13) Ln 399 – MOST LOPD have elevated CK – the normals are usually in late end-stage patients with little to no muscle but at diagnosis it is invariably elevated, albeit mild in some cases.

We changed this sentence and better explained the concept.

14) Ln 620 – ALT and AST when elevated in metabolic myopathies are NOT liver enzymes – the elevation comes from muscle.

In this part we are specifically referring to PCD that can presents also with liver disfunction. [Jain S, Kumar K, Malhotra S, Sibal A. Rare case of primary carnitine deficiency presenting as acute liver failure. BMJ Case Rep. 2022 Jul 19;15(7):e247225. doi: 10.1136/bcr-2021-247225. PMID: 35853679; PMCID: PMC9301812.]

15) Ln 705 – are you saying that a second wind happens in CPT2?  It does not. In these sentences the second wind is referred to Mc Ardle disease.

We reformulated the sentence.

16) Ln 739 – weakness of oculomotor muscles = ophthalmoparesis.

 We provided this correction.

17) Ln 748 – CPEO is a sign defining the disease not a symptom – it is VERY rare for these patients to have rhabdomyolysis.

We provide this correction.

18) Ln 771 – sentence structure is wrong – suggest saying that the finding of an elevated lactate can help to rule in disease but a normal lactate dose not rule it out.

We changed the sentence.

19) Ln 775 – I am not sure that this paper talked about L-carnitine unless levels are low

We mentioned L-carnitine in the part dedicated to the therapeutic approach of mitochondrial myopathies.

Author Response File: Author Response.docx

Round 2

Reviewer 1 Report

The paper has profited substantially from the revisions and is now ready for publication. I would only recommend to critically double-check for spelling errors or missing commas.

Reviewer 2 Report

The authors have addressed most of my questions.  A few tiny suggestions:

1.  I would add the following papers regarding exercise and mitochondrial disease:

Taivassalo T, Gardner JL, Taylor RW, et al. Endurance training and detraining in mitochondrial myopathies due to single large-scale mtDNA deletions. Brain 2006;129:3391-3401.

Murphy JL, Blakely EL, Schaefer AM, et al. Resistance training in patients with single, large-scale deletions of mitochondrial DNA. Brain : a journal of neurology 2008;131:2832-2840

2.  For nutraceuticals - there have been 3 proper RCTs - best to put in the originals and in your paper suggest "limited number of...":

Rodriguez MC, MacDonald JR, Mahoney DJ, Parise G, Beal MF, Tarnopolsky MA. Beneficial effects of creatine, CoQ10, and lipoic acid in mitochondrial disorders. Muscle Nerve 2007;35:235-242.

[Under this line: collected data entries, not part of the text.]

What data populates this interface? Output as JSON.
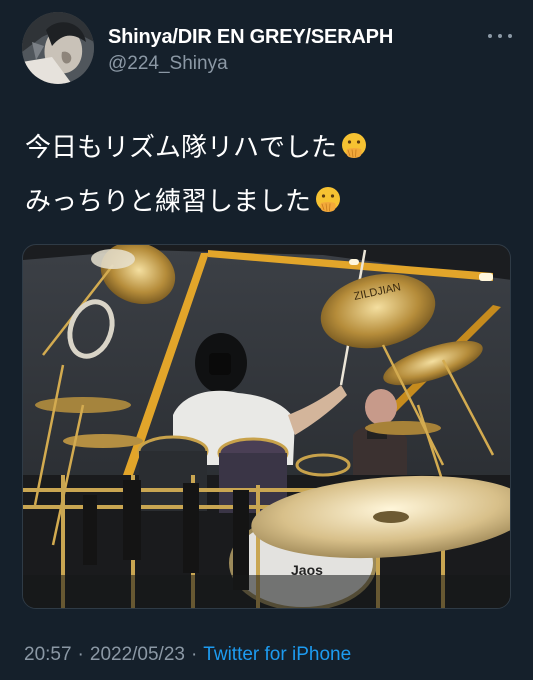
{
  "tweet": {
    "display_name": "Shinya/DIR EN GREY/SERAPH",
    "handle": "@224_Shinya",
    "lines": [
      "今日もリズム隊リハでした",
      "みっちりと練習しました"
    ],
    "emoji": "face-with-hand-over-mouth-emoji",
    "time": "20:57",
    "separator": "·",
    "date": "2022/05/23",
    "source": "Twitter for iPhone"
  },
  "media": {
    "description_icon": "photo-drummer-at-drum-kit",
    "cymbal_brand_text": "ZILDJIAN",
    "bass_drum_text": "Jaos"
  },
  "colors": {
    "background": "#15202b",
    "primary_text": "#ffffff",
    "secondary_text": "#8b98a5",
    "link": "#1d9bf0",
    "emoji_yellow": "#f6c232"
  }
}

Glover EI, Martin J, Maher A, Thornhill RE, Moran GR, Tarnopolsky MA. A randomized trial of coenzyme Q10 in mitochondrial disorders. Muscle & nerve 2010;42:739-748.

Klopstock T, Yu-Wai-Man P, Dimitriadis K, et al. A randomized placebo-controlled trial of idebenone in Leber's hereditary optic neuropathy. Brain : a journal of neurology 2011;134:2677-2686.